Pailthorpe, a contemporary artist who works with emerging technologies, spoke of the four years he spent working in relation with Adam and Angie on the Tracker Data Project. During this time he, like the project, became acquainted with Adnyamathanha Kinship system, a system based on two moieties (or blood groups) with specific characteristics: Ararru (North Wind), to which Goodes belongs, and Mathari (South Wind). This connection manifested throughout the project. For example, Pailthorpe recognised measurements taken in relation to the magnetic north in the expanse of Goodes’ biometric data and, grounded in the Adnyamathanha ontology, saw synergy in the ‘North’ character of Adam’s moiety, Ararru. Yet this only became visible to Pailthorpe after he spent time with Adnyamathanha elders. This anecdote highlights the power of ontology in determining our sight, in defining fields of visibility and invisibility. What worlds, what connections, exist outside one’s own ability to recognise them?
These three collaborators, in relation to each other, and to the project, exemplify a profound tethering; one that recovers violent histories of colonial surveillance, genocidal policies, and dislocation and reconnects otherwise abstract “data” to culture, place and history. When abstract data is tethered to place, that process of recovery includes the generative power to call into being. It can weave an outsider such as Pailthorpe in, training new fields of reality. And briefly, thanks to the generosity of the Tracker Data Project’s creators, we in the webinar felt tethered to something too.
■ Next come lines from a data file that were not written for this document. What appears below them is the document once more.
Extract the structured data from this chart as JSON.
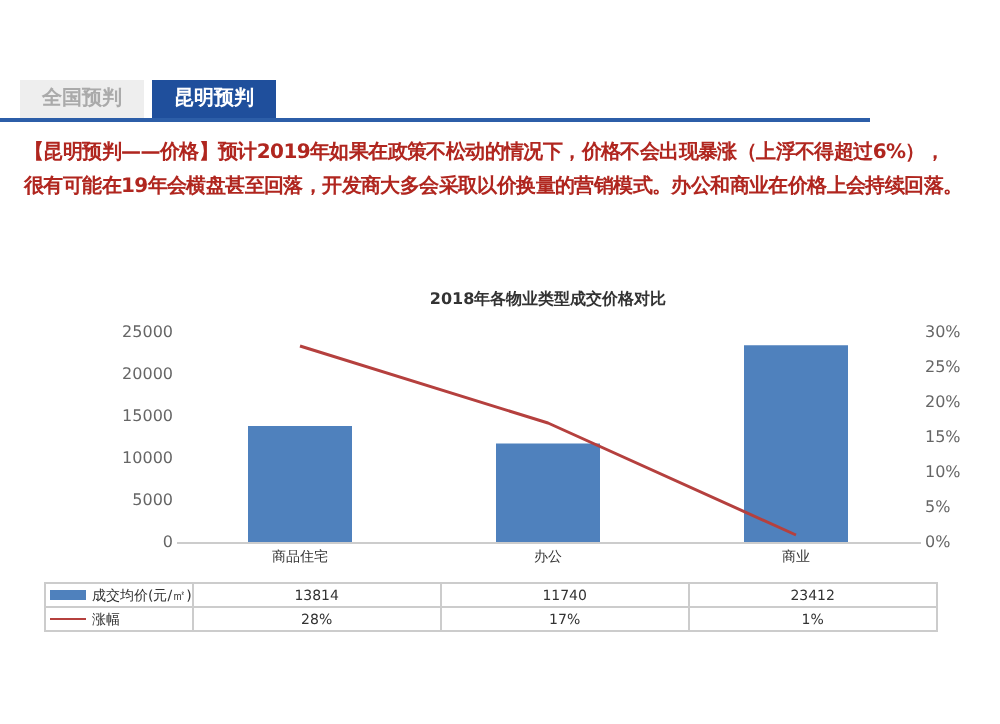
{
  "chart_data": {
    "type": "bar",
    "title": "2018年各物业类型成交价格对比",
    "annotations": [
      "全国预判",
      "昆明预判",
      "【昆明预判——价格】预计2019年如果在政策不松动的情况下，价格不会出现暴涨（上浮不得超过6%），",
      "很有可能在19年会横盘甚至回落，开发商大多会采取以价换量的营销模式。办公和商业在价格上会持续回落。"
    ],
    "categories": [
      "商品住宅",
      "办公",
      "商业"
    ],
    "series": [
      {
        "name": "成交均价(元/㎡)",
        "color": "#4f81bd",
        "values": [
          13814,
          11740,
          23412
        ],
        "value_labels": [
          "13814",
          "11740",
          "23412"
        ]
      },
      {
        "name": "涨幅",
        "type": "line",
        "axis": "y2",
        "color": "#b5403e",
        "values": [
          28,
          17,
          1
        ],
        "value_labels": [
          "28%",
          "17%",
          "1%"
        ]
      }
    ],
    "ylim": [
      0,
      25000
    ],
    "yticks": [
      0,
      5000,
      10000,
      15000,
      20000,
      25000
    ],
    "y2lim": [
      0,
      30
    ],
    "y2ticks": [
      {
        "value": 0,
        "label": "0%"
      },
      {
        "value": 5,
        "label": "5%"
      },
      {
        "value": 10,
        "label": "10%"
      },
      {
        "value": 15,
        "label": "15%"
      },
      {
        "value": 20,
        "label": "20%"
      },
      {
        "value": 25,
        "label": "25%"
      },
      {
        "value": 30,
        "label": "30%"
      }
    ],
    "legend": "bottom"
  }
}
This connection highlights the Tracker Data Project’s transformational nature; for the non-Indigenous Australian participants at least, the project enables a felt connection to a hitherto invisible past, present and future. Abdilla epitomized this emotional effect through her description of entering the Wirra (tree) in the exhibition. The tree is important because it inverts the spatial expectation of entering an enclosed space. On entering the depths of the Wirra expectations, feelings of enclosure and confinement give way to an experience of expansion as the viewer meets with projections of Adnyamathanha Country: ‘of the world opening up.’